Normally, I'd be fine with hosting code that when used violates someone's TOS; The existence of the code isn't illegal in the country where RC is hosted (with the exception of copyright protection, DRM and the DMCA). The worst most entities can do is send me a DMCA notice (Which is easily attainable via WHOIS), I take down the code, and that's that. If Google gets upset with Rosetta Code, they can strike RC from their search index, and we lose 68% of our traffic and exposure. And, AFAIK, there's no recourse short of getting something like the Slashdot community up in arms. A DMCA notice is one thing; I can fight or fold. Getting dropped from Google's search index is rather like being cut off at the knees. --Short Circuit 19:44, 3 May 2009 (UTC)

The task title can be changed, and disallowed by robots.txt, and a disclaimer. But i think that this is insufficient too. Feel free to remove that task. --Guga360

I've done a little bit of experiments; using directly a wget will result in a 403 http answer. Changing the user-agent (even a void string, or a non existing like MikeyMouse/1.0!) worked... But... I've read Yahoo! TOS, and tried wget on Yahoo!, and it works even without changing User-Agent. So, maybe, this same task can be changed in order to use Yahoo! instead? (Anyone with a better english could check the TOS, if it really does not disallow what Google disallows) --ShinTakezou 21:50, 3 May 2009 (UTC)

I would think that most search providers would not like programmatic searches as it is so easily abused. What would we loose by just dropping this task? Against what could be lost if we include it? --Paddy3118 22:29, 3 May 2009 (UTC)
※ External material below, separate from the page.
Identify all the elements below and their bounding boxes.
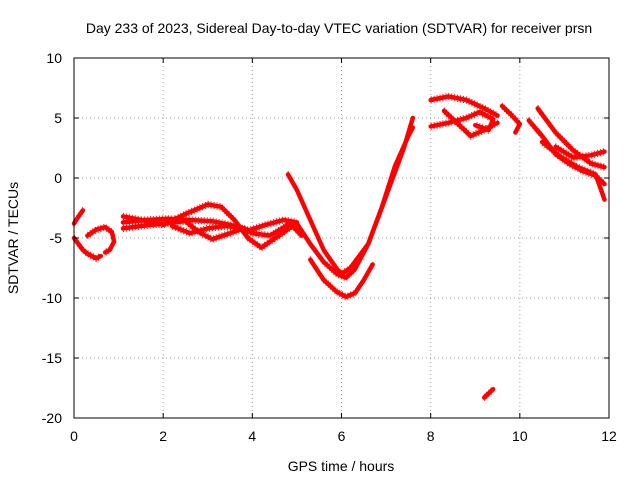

I've not read the task specs (just the title). If the task was interesting, we loose an interesting task; if it was not, ... But if the task's creator would like to keep the idea, then s/he could take a look at Yahoo. Of course, even though Yahoo's TOS allows for automated use of their service, this does not mean we (or anybody else) can flood it with search requests! And what world would it be if I take a perfectly legal and TOS-compliant code from RC, then abuse it and for this reason RC has trouble?! (I am thinking about the TOS of Yahoo... it seems to me an automated script using Yahoo search engine wouldn't violate their TOS, so that they have no reason to consider RC responsible of any abuse of the code... if it is possible such a relationship between an abuser and the source for the code which made the abuse possible, sites like this or this shouldn't be indexed at all!) --ShinTakezou 00:10, 4 May 2009 (UTC)

OK, i'm converting to Yahoo. And i'll add Python after this. --Guga360 02:10, 4 May 2009 (UTC)
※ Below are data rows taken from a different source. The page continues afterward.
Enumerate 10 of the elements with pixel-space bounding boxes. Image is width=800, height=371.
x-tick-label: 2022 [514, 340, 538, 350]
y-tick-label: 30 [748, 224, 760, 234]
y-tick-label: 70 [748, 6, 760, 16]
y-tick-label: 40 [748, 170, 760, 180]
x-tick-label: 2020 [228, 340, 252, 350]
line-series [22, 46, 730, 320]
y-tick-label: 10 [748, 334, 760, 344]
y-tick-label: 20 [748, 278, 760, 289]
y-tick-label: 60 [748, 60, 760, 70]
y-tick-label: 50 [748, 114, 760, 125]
Wow, faster than any other answer to my points:D ! Have you checked Yahoo's TOS? I would like to have confirmation about my interpretation of the text... I've not seen a section similar to Google's "section five", but ... those legal texts always bring me headaches. --ShinTakezou 10:00, 4 May 2009 (UTC)

Enchanced results

What do you mean by "enchanced results" not working? (I suppose it should be "enhanced"; anyway the question is the same: what do you mean by "enhanced results", and is it a task requirements?) --ShinTakezou 22:34, 4 May 2009 (UTC)

This is a enchanced result:

File:YahooEnch.jpg

This is a normal result:

A simple Regex change should fix it.

Or just change your Yahoo settings to not display enchanced results. And use Yahoo Cookies in a HTTP Request.
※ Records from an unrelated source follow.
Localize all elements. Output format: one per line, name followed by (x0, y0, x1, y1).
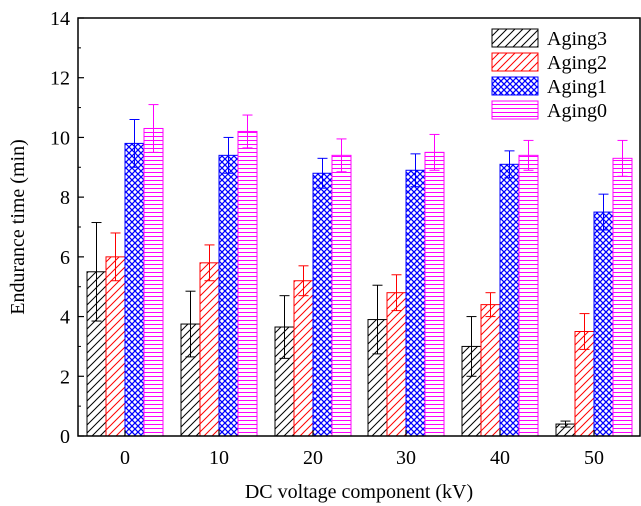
bar-aging0-40 (518, 154, 539, 437)
y-tick-label: 2 (60, 366, 70, 388)
x-tick-label: 50 (584, 447, 604, 469)
bar-aging1-30 (405, 169, 426, 437)
bar-aging2-20 (293, 280, 314, 437)
legend-swatch-aging2 (491, 52, 539, 72)
y-axis-title: Endurance time (min) (7, 139, 29, 315)
error-bar (504, 150, 515, 179)
plot-frame (77, 17, 641, 437)
error-bar (598, 193, 609, 231)
error-bar (410, 153, 421, 188)
error-bar (204, 244, 215, 282)
bar-aging0-50 (612, 157, 633, 437)
x-axis-ticks: 0 10 20 30 40 50 (120, 430, 604, 469)
x-tick-label: 20 (303, 447, 323, 469)
bar-aging0-20 (331, 154, 352, 437)
error-bar (317, 157, 328, 189)
bar-aging2-10 (199, 262, 220, 437)
legend-swatch-aging3 (491, 28, 539, 48)
error-bar (148, 104, 159, 153)
error-bar (391, 274, 402, 312)
bar-aging0-10 (237, 130, 258, 437)
bar-aging2-40 (480, 304, 501, 437)
error-bar (110, 232, 121, 282)
error-bar (466, 316, 477, 377)
x-tick-label: 30 (396, 447, 416, 469)
error-bar (129, 119, 140, 168)
legend-label-aging0: Aging0 (547, 100, 607, 122)
x-axis-title: DC voltage component (kV) (245, 481, 473, 503)
bar-aging0-30 (424, 151, 445, 437)
legend-swatch-aging0 (491, 100, 539, 120)
y-tick-label: 12 (50, 68, 70, 90)
x-tick-label: 10 (209, 447, 229, 469)
error-bar (279, 295, 290, 359)
error-bar (560, 420, 571, 428)
error-bar (298, 265, 309, 297)
y-tick-label: 10 (50, 127, 70, 149)
y-tick-label: 8 (60, 187, 70, 209)
bar-aging1-20 (312, 172, 333, 437)
y-tick-label: 14 (50, 8, 70, 30)
bars-layer (86, 104, 633, 437)
bar-aging0-0 (143, 127, 164, 437)
bar-aging1-10 (218, 154, 239, 437)
y-tick-label: 4 (60, 307, 70, 329)
bar-aging2-0 (105, 256, 126, 437)
error-bar (523, 139, 534, 171)
bar-aging1-40 (499, 163, 520, 437)
legend-swatch-aging1 (491, 76, 539, 96)
error-bar (223, 136, 234, 174)
x-tick-label: 0 (120, 447, 130, 469)
error-bar (429, 133, 440, 171)
x-tick-label: 40 (490, 447, 510, 469)
error-bar (336, 138, 347, 173)
error-bar (485, 292, 496, 318)
error-bar (617, 139, 628, 177)
y-axis-ticks: 0 2 4 6 8 10 12 14 (50, 8, 84, 448)
error-bar (91, 222, 102, 322)
legend-label-aging3: Aging3 (547, 28, 607, 50)
error-bar (579, 313, 590, 350)
y-tick-label: 0 (60, 426, 70, 448)
error-bar (242, 114, 253, 149)
error-bar (185, 290, 196, 358)
bar-aging1-50 (593, 211, 614, 437)
legend-label-aging1: Aging1 (547, 76, 607, 98)
legend-label-aging2: Aging2 (547, 52, 607, 74)
bar-aging1-0 (124, 142, 145, 437)
error-bar (372, 284, 383, 355)
bar-aging2-30 (386, 292, 407, 437)
y-tick-label: 6 (60, 247, 70, 269)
Ok, this means it is not a task requirement handling them properly in the code... Right? --ShinTakezou 09:43, 5 May 2009 (UTC)

No, it isn't a task requeriment, but is VERY RECOMMENDED, because some results title will be like "Test - Wikipedia<div id="ench-smb">...</div>", but are 3 methods for fixing this:

1. Change regular expressions to match enchanced results correctly.

2. Change Yahoo settings to don't show enchanced results, and use your Cookie (as Guest) in a HTTP Request.

3. Remove anything after a "<div" in a result title.

--Guga360 13:16, 5 May 2009 (GMT -3)

I don't know regular expressions too much.

Can someone convert <lang python>i[:i.index("</a>")]</lang> in a regular expression? --Guga360 17:02, 5 May 2009 (UTC)

Haha!

Alarms are going off at Yahoo! "Look, look! Our search engine is being used!"